I rode slowly through the streets of Tiberium, alone with my thoughts. Gilot would have scolded me for it. If he hadn't been so damnably worried about my safety, he'd never have gotten hurt in the rioting, never had sustained the injury that killed him. He was always trying to protect me.
I carry a lot of guilt, I'd said to Valpetra.
And when all was said and done, the worst danger I'd faced had come from a man I barely knew. A stranger, bound to me by ties as narrow as the edge of my sword. A woman's terror, a missing hand. I'd created an enemy for myself far more determined than those I'd inherited from my mother's legacy.
And Canis had saved me from them all.
At the base of the Esquiline Hill, I drew rein and gazed back at the city. There had been the riot, of course; and the footpad in the alley the night I'd wandered the streets of Tiberium alone. The dead man outside the insula, his throat slit. Canis, trembling with fear, telling a tale of quarreling thieves. I'd taken pity on him, given him my cloak.

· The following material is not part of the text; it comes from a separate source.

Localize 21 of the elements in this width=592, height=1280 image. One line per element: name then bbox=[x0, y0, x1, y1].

"I'm an idiot," I said aloud.
The Bastard snorted in agreement, pricking his ears toward the embassy.
The Guild had known about Bernadette de Trevalion. Surely, my mother must have known, too. But she had withheld her hand from seeking vengeance, content merely to protect me. Or was it the only thing it lay in her power to do?
I didn't know.
I might never know.
And yet, if I had other enemies I couldn't put a name to, enemies known to her, I didn't doubt she would seek to protect me. It was a strange thought. I stared out at the darkened city, sprawling across Tiberium's hills. Light spilled from the wealthier homes; the poor quarters were dim. I wondered if my mother was out there somewhere, or if she was elsewhere, far, far away. I never had succeeded in identifying Canis' accent.
I raised one hand. "Kushiel's mercy on you, Mother."

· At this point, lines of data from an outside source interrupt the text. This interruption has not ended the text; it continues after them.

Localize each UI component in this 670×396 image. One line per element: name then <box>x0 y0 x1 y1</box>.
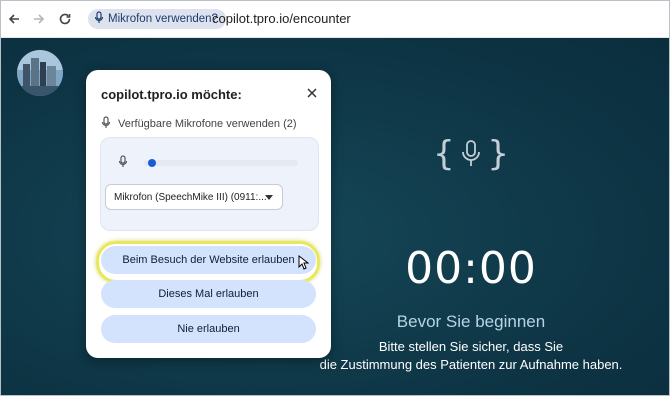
microphone-icon <box>462 140 480 166</box>
browser-toolbar: Mikrofon verwenden? copilot.tpro.io/enco… <box>1 1 669 38</box>
address-bar-url[interactable]: copilot.tpro.io/encounter <box>212 11 351 26</box>
microphone-level-indicator <box>148 159 156 167</box>
avatar[interactable] <box>17 50 63 96</box>
consent-hint: Bitte stellen Sie sicher, dass Sie die Z… <box>301 338 641 374</box>
microphone-icon <box>101 116 111 132</box>
never-allow-button[interactable]: Nie erlauben <box>101 315 316 343</box>
chip-label: Mikrofon verwenden? <box>108 13 218 25</box>
permission-text: Verfügbare Mikrofone verwenden (2) <box>118 118 297 130</box>
browser-window: Mikrofon verwenden? copilot.tpro.io/enco… <box>0 0 670 396</box>
microphone-level-meter <box>144 159 298 167</box>
microphone-device-select[interactable]: Mikrofon (SpeechMike III) (0911:... <box>105 184 283 210</box>
recording-timer: 00:00 <box>405 243 537 294</box>
permission-request: Verfügbare Mikrofone verwenden (2) <box>101 116 297 132</box>
chevron-down-icon <box>265 195 273 200</box>
microphone-icon <box>118 155 128 173</box>
prepare-title: Bevor Sie beginnen <box>396 312 546 331</box>
forward-icon[interactable] <box>29 9 49 29</box>
microphone-icon <box>94 11 104 27</box>
hint-line-1: Bitte stellen Sie sicher, dass Sie <box>378 339 564 354</box>
reload-icon[interactable] <box>55 9 75 29</box>
microphone-status-icon: { } <box>433 134 509 174</box>
microphone-permission-chip[interactable]: Mikrofon verwenden? <box>88 9 226 29</box>
back-icon[interactable] <box>4 9 24 29</box>
microphone-panel: Mikrofon (SpeechMike III) (0911:... <box>100 137 319 231</box>
hint-line-2: die Zustimmung des Patienten zur Aufnahm… <box>319 357 623 372</box>
allow-on-visit-button[interactable]: Beim Besuch der Website erlauben <box>101 246 316 274</box>
selected-device: Mikrofon (SpeechMike III) (0911:... <box>114 191 267 203</box>
allow-once-button[interactable]: Dieses Mal erlauben <box>101 280 316 308</box>
mouse-cursor-icon <box>298 254 310 275</box>
encounter-page: { } 00:00 Bevor Sie beginnen Bitte stell… <box>1 38 669 395</box>
permission-dialog: copilot.tpro.io möchte: Verfügbare Mikro… <box>86 70 331 358</box>
dialog-title: copilot.tpro.io möchte: <box>101 87 242 102</box>
close-icon[interactable] <box>304 85 320 101</box>
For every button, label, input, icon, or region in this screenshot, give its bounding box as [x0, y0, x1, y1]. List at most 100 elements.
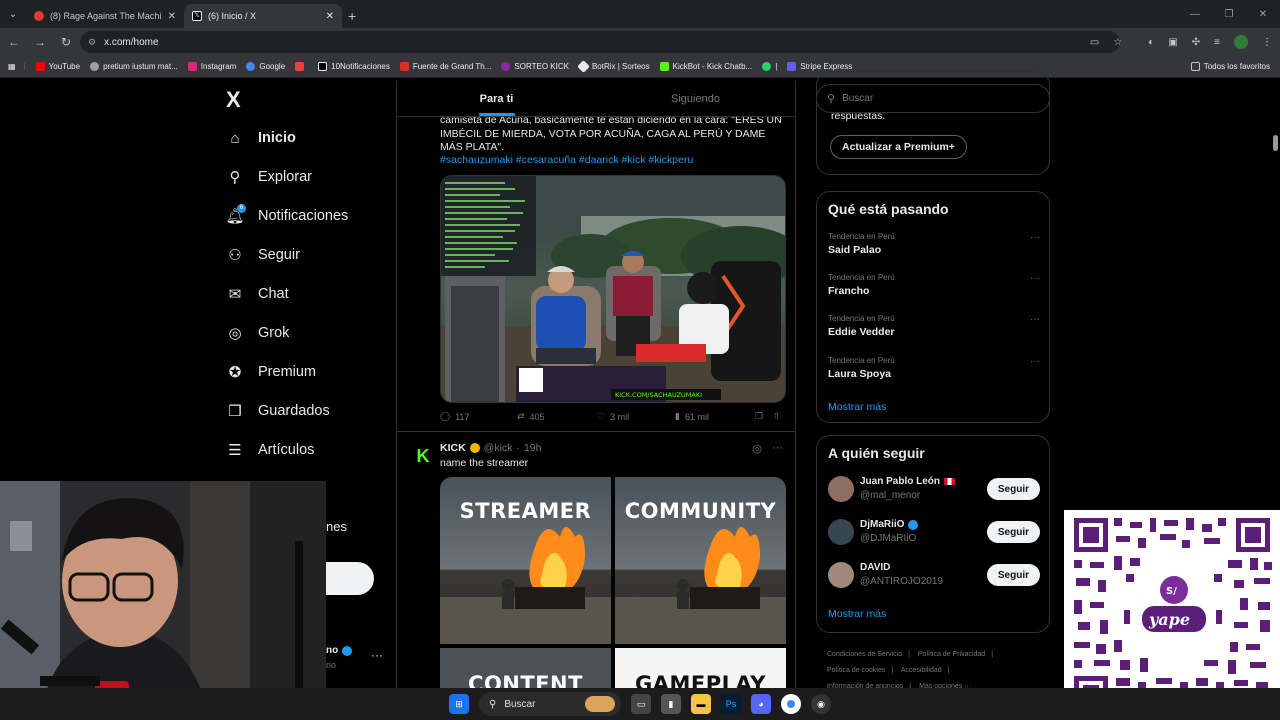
discord-icon[interactable]: ◕	[751, 694, 771, 714]
close-tab-icon[interactable]: ✕	[168, 11, 176, 22]
nav-item-home[interactable]: ⌂ Inicio	[226, 126, 295, 150]
bookmark-item[interactable]: Fuente de Grand Th...	[399, 62, 491, 71]
nav-item-grok[interactable]: ◎ Grok	[226, 321, 289, 345]
more-options-icon[interactable]: ···	[1030, 273, 1040, 284]
new-tab-button[interactable]: +	[348, 4, 356, 28]
reading-list-icon[interactable]: ≡	[1214, 37, 1220, 48]
reload-icon[interactable]: ↻	[54, 35, 78, 49]
show-more-link[interactable]: Mostrar más	[828, 401, 886, 413]
follow-button[interactable]: Seguir	[986, 564, 1040, 586]
tab-following[interactable]: Siguiendo	[596, 81, 795, 116]
nav-item-premium[interactable]: ✪ Premium	[226, 360, 316, 384]
forward-arrow-icon[interactable]: →	[28, 35, 52, 49]
reply-button[interactable]: ◯ 117	[440, 411, 517, 422]
bookmark-item[interactable]: KickBot - Kick Chatb...	[659, 62, 752, 71]
back-arrow-icon[interactable]: ←	[2, 35, 26, 49]
post-media-grid[interactable]: STREAMER COMMUNITY CONTENT GAMEPLAY	[440, 477, 786, 688]
page-scrollbar[interactable]	[1272, 85, 1278, 683]
repost-button[interactable]: ⇄ 405	[517, 411, 597, 422]
photoshop-icon[interactable]: Ps	[721, 694, 741, 714]
follow-button[interactable]: Seguir	[986, 478, 1040, 500]
address-bar[interactable]: ⚙ x.com/home	[80, 31, 1120, 53]
more-options-icon[interactable]: ···	[772, 442, 783, 455]
media-panel-streamer[interactable]: STREAMER	[440, 477, 611, 644]
bookmark-item[interactable]: YouTube	[35, 62, 80, 71]
minimize-icon[interactable]: —	[1178, 0, 1212, 28]
like-button[interactable]: ♡ 3 mil	[597, 411, 675, 422]
nav-item-notifications[interactable]: 🔔︎ 6 Notificaciones	[225, 204, 348, 228]
bookmark-item[interactable]: SORTEO KICK	[501, 62, 569, 71]
share-icon[interactable]: ⇧	[773, 411, 781, 422]
more-options-icon[interactable]: ···	[1030, 232, 1040, 243]
app-icon[interactable]: ▮	[661, 694, 681, 714]
apps-grid-icon[interactable]: ▦	[8, 62, 16, 71]
more-options-icon[interactable]: ···	[1030, 314, 1040, 325]
bookmark-item[interactable]: |	[762, 62, 777, 71]
media-panel-gameplay[interactable]: GAMEPLAY	[615, 648, 786, 688]
bookmark-item[interactable]: Instagram	[187, 62, 236, 71]
bookmark-item[interactable]: 10Notificaciones	[318, 62, 390, 71]
post-time[interactable]: 19h	[524, 442, 542, 454]
browser-menu-icon[interactable]: ⋮	[1262, 37, 1272, 48]
x-logo-icon[interactable]: X	[226, 89, 248, 111]
windows-start-icon[interactable]: ⊞	[449, 694, 469, 714]
close-tab-icon[interactable]: ✕	[326, 11, 334, 22]
views-button[interactable]: ▮ 61 mil	[675, 411, 755, 422]
more-options-icon[interactable]: ···	[1030, 356, 1040, 367]
extension-icon[interactable]: ◐	[1148, 37, 1154, 48]
taskbar-search[interactable]: ⚲ Buscar	[479, 692, 621, 716]
tab-search-icon[interactable]: ⌄	[0, 0, 26, 28]
follow-suggestion[interactable]: DAVID @ANTIROJO2019 Seguir	[828, 560, 1040, 590]
follow-button[interactable]: Seguir	[986, 521, 1040, 543]
post-hashtags[interactable]: #sachauzumaki #cesaracuña #daarick #kick…	[440, 154, 693, 166]
bookmark-post-icon[interactable]: ❒	[755, 411, 773, 422]
show-more-link[interactable]: Mostrar más	[828, 608, 886, 620]
scrollbar-thumb[interactable]	[1273, 135, 1278, 151]
grok-post-icon[interactable]: ◎	[752, 442, 762, 455]
trend-item[interactable]: Tendencia en Perú Francho ···	[828, 273, 1040, 297]
obs-icon[interactable]: ◉	[811, 694, 831, 714]
nav-item-bookmarks[interactable]: ❒ Guardados	[226, 399, 329, 423]
chrome-icon[interactable]	[781, 694, 801, 714]
close-window-icon[interactable]: ✕	[1246, 0, 1280, 28]
nav-item-chat[interactable]: ✉ Chat	[226, 282, 289, 306]
follow-suggestion[interactable]: DjMaRiiO @DJMaRIiO Seguir	[828, 517, 1040, 547]
site-info-icon[interactable]: ⚙	[88, 37, 96, 48]
bookmark-item[interactable]: pretium iustum mat...	[90, 62, 178, 71]
upgrade-premium-button[interactable]: Actualizar a Premium+	[830, 135, 967, 159]
browser-tab-youtube[interactable]: (8) Rage Against The Machine - ✕	[26, 4, 184, 28]
account-switcher-partial[interactable]: no	[326, 645, 353, 656]
nav-item-partial-label[interactable]: nes	[326, 519, 347, 534]
avatar[interactable]	[828, 562, 854, 588]
extension-icon[interactable]: ▣	[1168, 37, 1177, 48]
bookmark-item[interactable]: BotRix | Sorteos	[577, 60, 650, 73]
star-bookmark-icon[interactable]: ☆	[1113, 37, 1122, 48]
all-bookmarks[interactable]: Todos los favoritos	[1190, 62, 1270, 71]
post-button-partial[interactable]	[326, 562, 374, 595]
bookmark-item[interactable]: Google	[246, 62, 285, 71]
avatar[interactable]	[828, 476, 854, 502]
search-input[interactable]: ⚲ Buscar	[816, 84, 1050, 113]
post-author-handle[interactable]: @kick	[484, 442, 513, 454]
nav-item-follow[interactable]: ⚇ Seguir	[226, 243, 300, 267]
maximize-icon[interactable]: ❐	[1212, 0, 1246, 28]
media-panel-community[interactable]: COMMUNITY	[615, 477, 786, 644]
extensions-puzzle-icon[interactable]: ✣	[1192, 37, 1200, 48]
post-author-name[interactable]: KICK	[440, 442, 466, 454]
bookmark-item[interactable]	[295, 62, 308, 71]
profile-avatar[interactable]	[1234, 35, 1248, 49]
nav-item-articles[interactable]: ☰ Artículos	[226, 438, 314, 462]
trend-item[interactable]: Tendencia en Perú Eddie Vedder ···	[828, 314, 1040, 338]
task-view-icon[interactable]: ▭	[631, 694, 651, 714]
account-more-icon[interactable]: ···	[371, 648, 383, 662]
trend-item[interactable]: Tendencia en Perú Said Palao ···	[828, 232, 1040, 256]
kick-avatar[interactable]: K	[412, 445, 434, 467]
trend-item[interactable]: Tendencia en Perú Laura Spoya ···	[828, 356, 1040, 380]
tab-for-you[interactable]: Para ti	[397, 81, 596, 116]
post-media-video[interactable]: KICK.COM/SACHAUZUMAKI	[440, 175, 786, 403]
nav-item-explore[interactable]: ⚲ Explorar	[226, 165, 313, 189]
avatar[interactable]	[828, 519, 854, 545]
browser-tab-x[interactable]: 𝕏 (6) Inicio / X ✕	[184, 4, 342, 28]
cast-icon[interactable]: ▭	[1090, 37, 1099, 48]
media-panel-content[interactable]: CONTENT	[440, 648, 611, 688]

A shudder ran through me, a memory of bronze wings. There was a taste of blood in my mouth. The Bastard shifted restlessly beneath me, pebbles rattling under his hooves. I turned his head back toward the embassy and we began to climb.
It was quiet when we arrived.
Since it suited my mood, I was glad. After the visit to Anna's, I craved it. Lady Denise was entertaining Eamonn and a noted Master of Skaldic studies in the dining hall. I begged off on the invitation to join them and retired to my chambers.

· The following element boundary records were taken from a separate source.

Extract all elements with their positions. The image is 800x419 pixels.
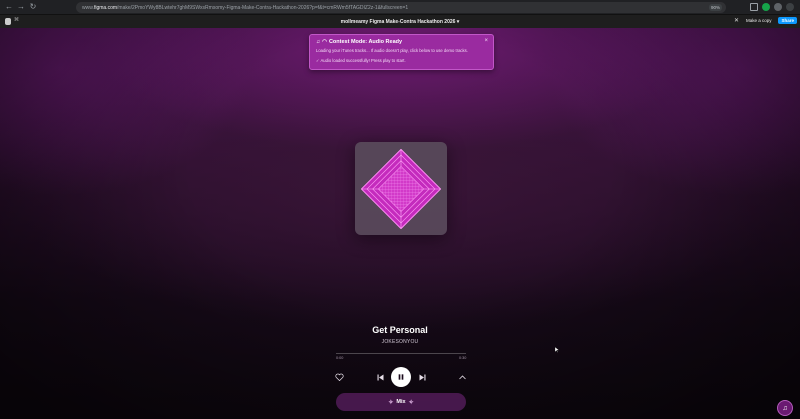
url-host: figma.com	[93, 4, 118, 11]
headphones-icon: ◠	[322, 39, 327, 45]
menu-icon[interactable]	[786, 3, 794, 11]
track-artist[interactable]: JOKESONYOU	[0, 339, 800, 345]
zoom-badge[interactable]: 90%	[708, 4, 722, 11]
previous-icon[interactable]	[375, 372, 385, 382]
progress-bar[interactable]	[336, 353, 466, 354]
browser-extension-icons	[750, 3, 794, 11]
toast-title: ♫ ◠ Contest Mode: Audio Ready	[316, 39, 487, 45]
toast-success-message: ✓ Audio loaded successfully! Press play …	[316, 58, 406, 63]
file-title[interactable]: mollmeamy Figma Make-Contra Hackathon 20…	[0, 19, 800, 25]
figma-header: ⌘ mollmeamy Figma Make-Contra Hackathon …	[0, 15, 800, 28]
star-icon[interactable]	[750, 3, 758, 11]
make-copy-button[interactable]: Make a copy	[743, 17, 775, 24]
time-elapsed: 0:00	[336, 356, 344, 360]
next-icon[interactable]	[417, 372, 427, 382]
mouse-cursor-icon	[555, 347, 559, 353]
album-art	[355, 142, 447, 235]
music-note-icon: ♫	[316, 39, 321, 45]
mix-label: Mix	[396, 399, 406, 405]
sparkle-icon: ✧	[408, 399, 414, 406]
toast-title-text: Contest Mode: Audio Ready	[328, 39, 403, 45]
pause-button[interactable]	[391, 367, 411, 387]
pause-icon	[398, 374, 404, 380]
chevron-up-icon[interactable]	[457, 372, 467, 382]
track-title: Get Personal	[372, 325, 428, 335]
heart-icon[interactable]	[334, 372, 344, 382]
music-note-icon: ♫	[782, 404, 788, 412]
profile-icon[interactable]	[762, 3, 770, 11]
url-prefix: www.	[82, 4, 94, 11]
back-icon[interactable]: ←	[4, 2, 14, 12]
figma-actions: ✕ Make a copy Share	[734, 17, 797, 24]
contest-mode-toast: ♫ ◠ Contest Mode: Audio Ready Loading yo…	[309, 34, 494, 70]
player-stage: ♫ ◠ Contest Mode: Audio Ready Loading yo…	[0, 28, 800, 419]
time-total: 0:30	[459, 356, 467, 360]
album-art-diamond	[361, 148, 441, 229]
address-bar[interactable]: www.figma.com/make/2PmoYWy8BLwtehr7ghM9S…	[76, 2, 726, 13]
url-path: /make/2PmoYWy8BLwtehr7ghM9SWxsRmsomy-Fig…	[117, 4, 409, 11]
close-icon[interactable]: ×	[484, 38, 488, 44]
tools-icon[interactable]: ✕	[734, 17, 739, 24]
mix-button[interactable]: ✧ Mix ✧	[336, 393, 466, 411]
music-note-button[interactable]: ♫	[777, 400, 793, 416]
file-title-text: mollmeamy Figma Make-Contra Hackathon 20…	[340, 19, 456, 25]
extensions-icon[interactable]	[774, 3, 782, 11]
share-button[interactable]: Share	[778, 17, 797, 24]
url-text: www.figma.com/make/2PmoYWy8BLwtehr7ghM9S…	[82, 5, 408, 11]
sparkle-icon: ✧	[388, 399, 394, 406]
reload-icon[interactable]: ↻	[28, 2, 38, 12]
browser-toolbar: ← → ↻ www.figma.com/make/2PmoYWy8BLwtehr…	[0, 0, 800, 15]
toast-message: Loading your iTunes tracks... If audio d…	[316, 48, 468, 53]
forward-icon[interactable]: →	[16, 2, 26, 12]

All my things were there; mine and Gilot's. It didn't amount to much. We'd travelled light, he and I. I went through his things. Two shirts, one neatly mended. A pair of breeches. Nothing anyone would want to keep for remembrance. There was only his sword, and that lay in his casket with him.
I thought, briefly, of retrieving the blade for Anna; and then I thought better of it.